Situation 2: Inability to adapt to changing relationships
Some parents refuse to admit that the relationship with their children has changed in much more drastic ways than they believe. These parents might recognize the big changes, like the difference from a two month old baby, versus a two-year old toddler, to a twelve year old middle school student, to a 22-year old college graduate, and then a 42 year old parent. Eventually, there becomes a role-reversal when the parent begins to suffer all types of age-related diseases. For example, diseases such as declining or loss of eyesight and hearing or more debilitating ones like Parkinson’s; suddenly the adult child has to take care of the parent.

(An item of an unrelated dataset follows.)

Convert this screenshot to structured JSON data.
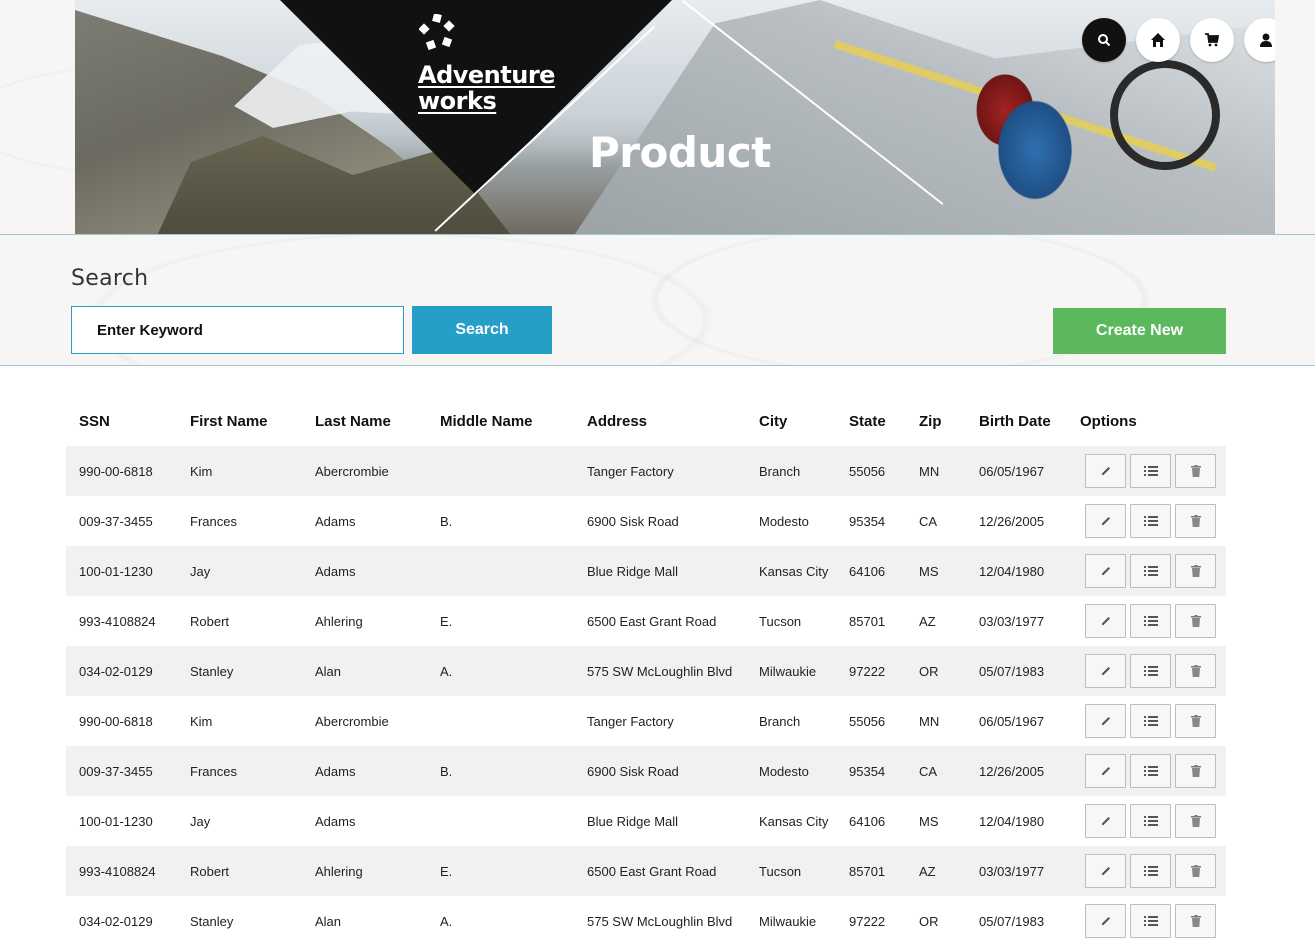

I would also add there are little things – the small but significant ways where the relationship between parent and child has changed. Let’s say the son or daughter went away to school in a different state, or joined the military, or went on an extended youth missions trip. Suddenly, they learn new ways of doing things (for example, folding laundry) or new skills. They realize that these ways are better/faster/ more efficient than what their parents taught them to do. When they go home, they do things “their way” only to get criticized by their parents for doing it “wrong”. Folding laundry is one example and you may laugh, but I am sure that you are thinking of an incident with your parents where you disagreed on how to do a household chore.
At this point, the parent has two choices: either insist on their way as possible parental prerogative, or swallow their pride and realize that their child is no longer twelve but a capable adult. The former leads to a breakdown in communication and anger; the latter is very counter-intuitive but builds respect. The latter is strongly against the grain in traditional Middle Eastern and Eastern cultures that it might need a proverbial earthquake to dislodge it.
I have seen this in my own family and in my friends’ families where the older generation are slow to adapt and accept that the relationships has changed in big and small ways. And if the older generation is not careful, they can provoke their children to anger.
I wonder how people fully understand just how damage parents can inflict on their children, even if it is inadvertent. They didn’t mean to do it, but their children have grown up with anger and resentment towards their parents. If so, this is a warning. I do not want to end on such negative sounded tone, but I repeat what I said earlier: We have a perfect Heavenly Father who will not be unfair and certainly will not provoke us but will give us everything we need for in this life.